DRUCKEN

Die Geschichte


Es war der 1. August 1889, als das Gesetz betreffend die Krankenversicherung der Arbeiter in Kraft trat und es war der 28. Juni 1889, als die "Statuten für die Betriebskrankenkasse der k.k.priv. Papierfabrik Schlöglmühl" von der "k.k.n.ö. Statthalterei" genehmigt wurden. Damals wie heute galt das ganze Interesse der Funktionäre und Mitarbeiter der Kasse, den Versicherten eine rasche und individuelle Betreuung anzubieten. Selbstverwaltung und dezentrale Verwaltungsorganisation garantierten und garantieren noch heute größtmögliches Naheverhältnis zu den Versicherten.


Ihren eigentlichen Ursprung nahm die Kasse bereits im Jahre 1872 mit der Errichtung eines provisorischen Kranken-Unterstützungsvereines. Dieser Verein hatte den Zweck, erkrankte Angehörige der Fabrik regelmäßig zu unterstützen und eine unentgeltliche ärztliche Behandlung angedeihen zu lassen.
Der Name der Kasse lautete: "Krankencasse für die Betriebe der Firma Theresienthaler Papierfabrik von Ellissen, Roeder und Comp."

Im Jahre 1875 wurde dieser Verein in einen definitiven Kranken-Unterstützungsverein für das Arbeiterpersonal der Theresienthaler Papierfabrik mit Statuten vom 1. Juli 1875 umgewandelt.

Als das Gesetz vom 30. März 1888, Reichsgesetzblatt Nr. 33, betreffend die Krankenversicherung der Arbeiter, in Kraft trat, errichtete die Firma eine Betriebskrankenkasse mit neuen Statuten vom 23. Mai 1889.

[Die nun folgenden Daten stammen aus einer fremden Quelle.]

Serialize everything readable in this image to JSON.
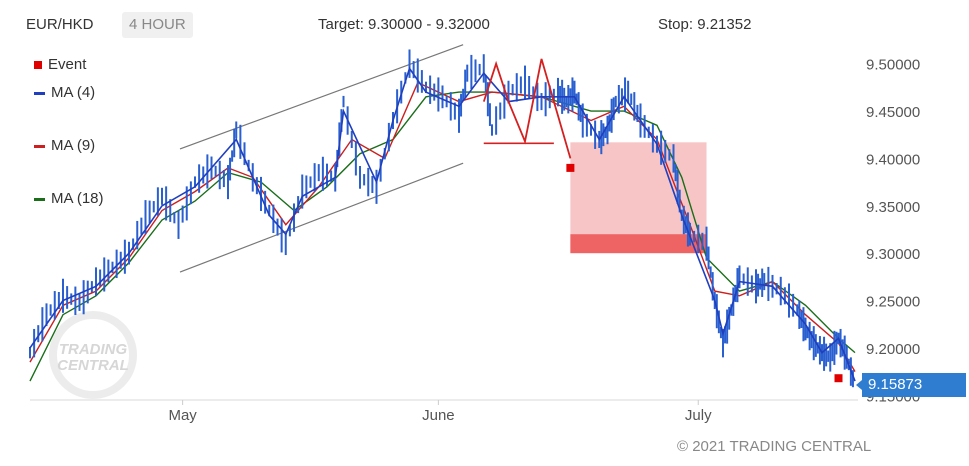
{
  "header": {
    "symbol": "EUR/HKD",
    "timeframe": "4 HOUR",
    "target": "Target: 9.30000 - 9.32000",
    "stop": "Stop: 9.21352"
  },
  "legend": [
    {
      "label": "Event",
      "color": "#e00000",
      "icon": "square-marker"
    },
    {
      "label": "MA (4)",
      "color": "#1f3fbf",
      "icon": "line"
    },
    {
      "label": "MA (9)",
      "color": "#cc1f1f",
      "icon": "line"
    },
    {
      "label": "MA (18)",
      "color": "#1a6e1a",
      "icon": "line"
    }
  ],
  "last_price": "9.15873",
  "watermark": "TRADING CENTRAL",
  "copyright": "© 2021 TRADING CENTRAL",
  "colors": {
    "price": "#2a5fd0",
    "ma4": "#1f3fbf",
    "ma9": "#cc1f1f",
    "ma18": "#1a6e1a",
    "target_zone": "#f7c5c5",
    "target_band": "#ee6363",
    "channel": "#777777",
    "event": "#e00000"
  },
  "chart_data": {
    "type": "line",
    "title": "",
    "ylim": [
      9.145,
      9.525
    ],
    "y_ticks": [
      9.5,
      9.45,
      9.4,
      9.35,
      9.3,
      9.25,
      9.2,
      9.15
    ],
    "y_tick_labels": [
      "9.50000",
      "9.45000",
      "9.40000",
      "9.35000",
      "9.30000",
      "9.25000",
      "9.20000",
      "9.15000"
    ],
    "x_ticks": [
      {
        "label": "May",
        "x": 37
      },
      {
        "label": "June",
        "x": 99
      },
      {
        "label": "July",
        "x": 162
      }
    ],
    "x_range": [
      0,
      200
    ],
    "price_path": [
      [
        0,
        9.195
      ],
      [
        4,
        9.235
      ],
      [
        8,
        9.255
      ],
      [
        12,
        9.248
      ],
      [
        16,
        9.27
      ],
      [
        20,
        9.285
      ],
      [
        24,
        9.3
      ],
      [
        28,
        9.338
      ],
      [
        32,
        9.36
      ],
      [
        36,
        9.33
      ],
      [
        40,
        9.375
      ],
      [
        44,
        9.39
      ],
      [
        48,
        9.375
      ],
      [
        50,
        9.43
      ],
      [
        54,
        9.38
      ],
      [
        58,
        9.345
      ],
      [
        62,
        9.31
      ],
      [
        66,
        9.365
      ],
      [
        70,
        9.385
      ],
      [
        74,
        9.38
      ],
      [
        76,
        9.46
      ],
      [
        80,
        9.38
      ],
      [
        84,
        9.37
      ],
      [
        88,
        9.44
      ],
      [
        92,
        9.5
      ],
      [
        96,
        9.475
      ],
      [
        100,
        9.465
      ],
      [
        104,
        9.445
      ],
      [
        106,
        9.49
      ],
      [
        110,
        9.495
      ],
      [
        112,
        9.43
      ],
      [
        116,
        9.47
      ],
      [
        120,
        9.48
      ],
      [
        124,
        9.46
      ],
      [
        128,
        9.47
      ],
      [
        130,
        9.46
      ],
      [
        132,
        9.47
      ],
      [
        134,
        9.44
      ],
      [
        138,
        9.42
      ],
      [
        140,
        9.43
      ],
      [
        142,
        9.46
      ],
      [
        145,
        9.47
      ],
      [
        148,
        9.44
      ],
      [
        152,
        9.415
      ],
      [
        156,
        9.4
      ],
      [
        158,
        9.34
      ],
      [
        160,
        9.32
      ],
      [
        164,
        9.31
      ],
      [
        166,
        9.25
      ],
      [
        168,
        9.205
      ],
      [
        170,
        9.24
      ],
      [
        172,
        9.275
      ],
      [
        176,
        9.265
      ],
      [
        178,
        9.27
      ],
      [
        182,
        9.26
      ],
      [
        186,
        9.24
      ],
      [
        188,
        9.22
      ],
      [
        190,
        9.205
      ],
      [
        192,
        9.195
      ],
      [
        194,
        9.19
      ],
      [
        196,
        9.21
      ],
      [
        198,
        9.19
      ],
      [
        200,
        9.16
      ]
    ],
    "ma4": [
      [
        0,
        9.2
      ],
      [
        8,
        9.25
      ],
      [
        16,
        9.265
      ],
      [
        24,
        9.3
      ],
      [
        32,
        9.35
      ],
      [
        40,
        9.37
      ],
      [
        44,
        9.39
      ],
      [
        50,
        9.42
      ],
      [
        58,
        9.34
      ],
      [
        62,
        9.32
      ],
      [
        66,
        9.36
      ],
      [
        74,
        9.38
      ],
      [
        76,
        9.45
      ],
      [
        84,
        9.375
      ],
      [
        88,
        9.44
      ],
      [
        92,
        9.495
      ],
      [
        96,
        9.47
      ],
      [
        104,
        9.455
      ],
      [
        110,
        9.49
      ],
      [
        116,
        9.46
      ],
      [
        124,
        9.465
      ],
      [
        132,
        9.465
      ],
      [
        138,
        9.42
      ],
      [
        144,
        9.465
      ],
      [
        152,
        9.415
      ],
      [
        158,
        9.34
      ],
      [
        166,
        9.25
      ],
      [
        168,
        9.215
      ],
      [
        172,
        9.27
      ],
      [
        180,
        9.265
      ],
      [
        188,
        9.225
      ],
      [
        192,
        9.195
      ],
      [
        196,
        9.21
      ],
      [
        200,
        9.165
      ]
    ],
    "ma9": [
      [
        0,
        9.185
      ],
      [
        8,
        9.245
      ],
      [
        16,
        9.26
      ],
      [
        24,
        9.295
      ],
      [
        32,
        9.345
      ],
      [
        40,
        9.365
      ],
      [
        48,
        9.39
      ],
      [
        54,
        9.38
      ],
      [
        62,
        9.33
      ],
      [
        70,
        9.37
      ],
      [
        78,
        9.42
      ],
      [
        86,
        9.4
      ],
      [
        94,
        9.48
      ],
      [
        104,
        9.46
      ],
      [
        112,
        9.47
      ],
      [
        124,
        9.465
      ],
      [
        136,
        9.44
      ],
      [
        144,
        9.455
      ],
      [
        152,
        9.42
      ],
      [
        160,
        9.33
      ],
      [
        166,
        9.26
      ],
      [
        172,
        9.255
      ],
      [
        180,
        9.27
      ],
      [
        188,
        9.235
      ],
      [
        196,
        9.205
      ],
      [
        200,
        9.175
      ]
    ],
    "ma18": [
      [
        0,
        9.165
      ],
      [
        8,
        9.235
      ],
      [
        16,
        9.255
      ],
      [
        24,
        9.29
      ],
      [
        32,
        9.335
      ],
      [
        40,
        9.355
      ],
      [
        48,
        9.385
      ],
      [
        56,
        9.375
      ],
      [
        64,
        9.345
      ],
      [
        72,
        9.37
      ],
      [
        80,
        9.405
      ],
      [
        88,
        9.42
      ],
      [
        96,
        9.465
      ],
      [
        104,
        9.47
      ],
      [
        112,
        9.47
      ],
      [
        124,
        9.465
      ],
      [
        136,
        9.45
      ],
      [
        144,
        9.45
      ],
      [
        152,
        9.435
      ],
      [
        158,
        9.38
      ],
      [
        164,
        9.295
      ],
      [
        172,
        9.26
      ],
      [
        180,
        9.27
      ],
      [
        188,
        9.245
      ],
      [
        196,
        9.21
      ],
      [
        200,
        9.195
      ]
    ],
    "channel": {
      "upper": [
        [
          0,
          9.41
        ],
        [
          105,
          9.52
        ]
      ],
      "lower": [
        [
          0,
          9.28
        ],
        [
          105,
          9.395
        ]
      ]
    },
    "support_line": {
      "y": 9.416,
      "x": [
        110,
        127
      ]
    },
    "zigzag": [
      [
        110,
        9.46
      ],
      [
        113,
        9.5
      ],
      [
        116,
        9.46
      ],
      [
        120,
        9.418
      ],
      [
        124,
        9.505
      ],
      [
        127,
        9.46
      ],
      [
        131,
        9.4
      ]
    ],
    "target_zone": {
      "x": [
        131,
        164
      ],
      "y": [
        9.3,
        9.417
      ]
    },
    "target_band": {
      "x": [
        131,
        164
      ],
      "y": [
        9.3,
        9.32
      ]
    },
    "events": [
      {
        "x": 131,
        "y": 9.39
      },
      {
        "x": 196,
        "y": 9.168
      }
    ]
  }
}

Dieselbe hatte ihren Sitz in Hausmening und umfasste die Betriebe: Theresienthaler Papierfabrik, Papierfabrik und Zellulosefabrik in Hilm-Kematen, die Holzschleifereien Hofmühle in Hausmening sowie Marienthal in Biberbach und die elektrische Kraftübertragungsanlage Dorfmühle in Allhartsberg.

Im Jahr der Gründung unterlagen 557 männliche sowie 268 weibliche Arbeitnehmer, also insgesamt 825 Dienstnehmer der Krankenversicherungspflicht. Im ersten vollen Versicherungsjahr 1890 standen Gesamteinnahmen in Höhe von 11.212,88 Gulden ausbezahlte Unterstützungen in Höhe von 9.939,06 Gulden gegenüber. Mit der Rücklage des Jahres 1890 konnten bereits damals die Versicherungsleistungen für 3 Monate bestritten werden.

Im Jahr 2013 stand den Versicherungsleistungen in der Höhe von knapp 5,69 Mio Euro eine Rücklage von 13,95 Mio Euro gegenüber.